Friday, February 15, 2008

Bond insurer FGIC asks to split in two

(Reuters) - FGIC Corp, a bond insurer whose main unit has lost its top credit ratings from all three agencies, has told New York regulators it wants to split into two companies, New York Insurance Superintendent Eric Dinallo said on Friday.
 
The company would be split into a municipal bond insurer and a structured finance insurance company, in a "good-bank/bad-bank" plan that would split off the relatively safe business of insuring municipal debt from the riskier business of guaranteeing repackaged mortgages and other debt.
 

Banks at Risk From $203 Billion Writedowns, Says UBS

 (Bloomberg) -- The world's banks ``remain at risk'' of up to $203 billion in additional writedowns, largely because the bond insurance crisis could worsen, UBS AG said.

``Banks have made progress in credit-market related writedowns,'' London-based UBS analyst Philip Finch said in a note to investors today. ``But more are expected,'' he added.

Writedowns for collateralized debt obligations and subprime related losses already total $150 billion, Finch estimated. That could rise by a further $120 billion for CDOs, $50 billion for structured investment vehicles, $18 billion for commercial mortgage-backed securities and $15 billion for leveraged buyouts, UBS said. ``Risks are rising and spreading and liquidity conditions are still far from normal,'' the note said.

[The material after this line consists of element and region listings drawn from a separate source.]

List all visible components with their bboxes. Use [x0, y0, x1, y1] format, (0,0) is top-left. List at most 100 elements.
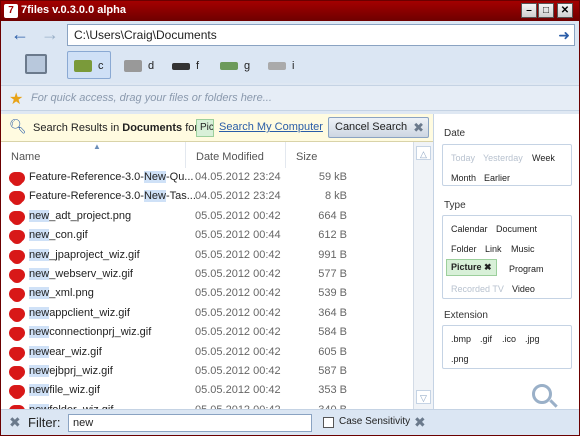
file-size: 353 B — [318, 384, 347, 397]
file-row[interactable]: new_jpaproject_wiz.gif 05.05.2012 00:42 99… — [1, 246, 413, 265]
file-row[interactable]: newappclient_wiz.gif 05.05.2012 00:42 364 … — [1, 304, 413, 323]
drive-icon — [220, 62, 238, 71]
facet-type-link[interactable]: Link — [485, 244, 502, 254]
clear-filter-icon[interactable]: ✖ — [414, 414, 426, 431]
facet-type-calendar[interactable]: Calendar — [451, 224, 488, 234]
file-row[interactable]: newconnectionprj_wiz.gif 05.05.2012 00:42… — [1, 323, 413, 342]
drive-d[interactable]: d — [117, 51, 161, 79]
file-name: Feature-Reference-3.0-New-Qu... — [29, 168, 193, 187]
file-row[interactable]: new_con.gif 05.05.2012 00:44 612 B — [1, 226, 413, 245]
facet-ext-jpg[interactable]: .jpg — [525, 334, 540, 344]
file-icon — [11, 366, 23, 378]
case-sensitivity-checkbox[interactable] — [323, 417, 334, 428]
column-date[interactable]: Date Modified — [185, 142, 287, 168]
go-icon[interactable]: ➜ — [558, 25, 570, 45]
facet-date-earlier[interactable]: Earlier — [484, 173, 510, 183]
file-size: 587 B — [318, 365, 347, 377]
file-name-suffix: _adt_project.png — [49, 209, 132, 222]
facet-type-program[interactable]: Program — [509, 264, 544, 274]
drive-f[interactable]: f — [165, 51, 206, 79]
search-my-computer-link[interactable]: Search My Computer — [219, 121, 323, 133]
facet-type-picture[interactable]: Picture ✖ — [446, 259, 497, 276]
drive-label: i — [292, 60, 295, 72]
close-filter-icon[interactable]: ✖ — [9, 414, 21, 431]
maximize-button[interactable]: □ — [538, 3, 554, 18]
magnifier-icon[interactable] — [532, 384, 552, 404]
drive-i[interactable]: i — [261, 51, 301, 79]
quick-access-bar[interactable]: ★ For quick access, drag your files or f… — [1, 85, 579, 111]
back-icon[interactable]: ← — [9, 24, 31, 46]
search-term-chip[interactable]: Pic — [196, 119, 214, 137]
file-icon — [11, 210, 23, 223]
facet-ext-bmp[interactable]: .bmp — [451, 334, 471, 344]
cancel-search-button[interactable]: Cancel Search ✖ — [328, 117, 429, 138]
file-date: 04.05.2012 23:24 — [195, 190, 281, 203]
cancel-search-label: Cancel Search — [335, 121, 408, 133]
drive-g[interactable]: g — [213, 51, 257, 79]
minimize-button[interactable]: – — [521, 3, 537, 18]
filter-input[interactable]: new — [68, 414, 312, 432]
vertical-scrollbar[interactable]: △ ▽ — [413, 142, 433, 409]
file-icon — [11, 385, 23, 398]
file-name: new_xml.png — [29, 284, 94, 303]
facet-date-yesterday[interactable]: Yesterday — [483, 153, 523, 163]
search-results-text: Search Results in Documents for — [33, 122, 198, 134]
facet-type-recorded-tv[interactable]: Recorded TV — [451, 284, 504, 294]
file-icon — [11, 307, 23, 320]
scroll-down-icon[interactable]: ▽ — [416, 390, 431, 404]
file-row[interactable]: new_webserv_wiz.gif 05.05.2012 00:42 577 B — [1, 265, 413, 284]
file-name-suffix: ejbprj_wiz.gif — [49, 365, 113, 377]
file-name: new_jpaproject_wiz.gif — [29, 246, 140, 265]
scroll-up-icon[interactable]: △ — [416, 146, 431, 160]
file-name-match: new — [29, 365, 50, 377]
file-name-suffix: -Tas... — [165, 190, 196, 203]
file-name-suffix: ear_wiz.gif — [49, 345, 102, 358]
close-button[interactable]: ✕ — [557, 3, 573, 18]
facet-ext-gif[interactable]: .gif — [480, 334, 492, 344]
file-name: newear_wiz.gif — [29, 343, 102, 362]
facet-ext-ico[interactable]: .ico — [502, 334, 516, 344]
file-name-match: new — [29, 345, 50, 358]
file-row[interactable]: Feature-Reference-3.0-New-Tas... 04.05.20… — [1, 187, 413, 206]
search-icon: 🔍︎ — [9, 118, 27, 134]
file-name: newfile_wiz.gif — [29, 381, 100, 400]
drive-c[interactable]: c — [67, 51, 111, 79]
file-row[interactable]: Feature-Reference-3.0-New-Qu... 04.05.201… — [1, 168, 413, 187]
drive-label: c — [98, 60, 104, 72]
facet-ext-png[interactable]: .png — [451, 354, 469, 364]
facet-type-document[interactable]: Document — [496, 224, 537, 234]
address-input[interactable]: C:\Users\Craig\Documents ➜ — [67, 24, 575, 46]
file-row[interactable]: newfile_wiz.gif 05.05.2012 00:42 353 B — [1, 381, 413, 400]
file-date: 05.05.2012 00:42 — [195, 268, 281, 280]
drive-label: d — [148, 60, 155, 72]
file-name-suffix: _webserv_wiz.gif — [49, 268, 133, 280]
file-size: 539 B — [318, 287, 347, 300]
file-row[interactable]: newear_wiz.gif 05.05.2012 00:42 605 B — [1, 343, 413, 362]
quick-access-hint: For quick access, drag your files or fol… — [31, 92, 272, 104]
file-name-prefix: Feature-Reference-3.0- — [29, 190, 144, 203]
drive-bar: c d f g i — [1, 49, 579, 83]
column-name[interactable]: Name — [1, 142, 187, 168]
app-window: 7 7files v.0.3.0.0 alpha – □ ✕ ← → C:\Us… — [0, 0, 580, 436]
file-name-match: new — [29, 326, 50, 339]
file-row[interactable]: new_xml.png 05.05.2012 00:42 539 B — [1, 284, 413, 303]
facet-date-today[interactable]: Today — [451, 153, 475, 163]
file-row[interactable]: new_adt_project.png 05.05.2012 00:42 664 B — [1, 207, 413, 226]
forward-icon[interactable]: → — [39, 24, 61, 46]
column-size[interactable]: Size — [285, 142, 345, 168]
facet-type-music[interactable]: Music — [511, 244, 535, 254]
facet-type-video[interactable]: Video — [512, 284, 535, 294]
file-row[interactable]: newfolder_wiz.gif 05.05.2012 00:42 340 B — [1, 401, 413, 409]
file-row[interactable]: newejbprj_wiz.gif 05.05.2012 00:42 587 B — [1, 362, 413, 381]
file-date: 05.05.2012 00:42 — [195, 365, 281, 377]
file-name-match: New — [143, 190, 166, 203]
facet-date-title: Date — [444, 128, 466, 139]
file-size: 605 B — [318, 345, 347, 358]
file-size: 59 kB — [318, 171, 347, 183]
facet-date-month[interactable]: Month — [451, 173, 476, 183]
file-name-match: new — [29, 268, 50, 280]
remove-icon[interactable]: ✖ — [484, 262, 492, 272]
computer-icon[interactable] — [25, 54, 47, 74]
facet-type-folder[interactable]: Folder — [451, 244, 477, 254]
facet-date-week[interactable]: Week — [532, 153, 555, 163]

U.S. monoline insurers MBIA Inc. and Ambac Financial Group Inc. are struggling to maintain the AAA ratings on their insurance units because of losses on residential mortgages, exposing banks to possible writedowns on CDOs guaranteed by the insurers. Monoline insurers guarantee the repayment of bond principal and interest in the event of defaults.

Ambac was the first monoline insurer to ever be downgraded when Fitch Ratings cut it to AA from AAA in January, citing ``significant uncertainty'' over the insurer's business model.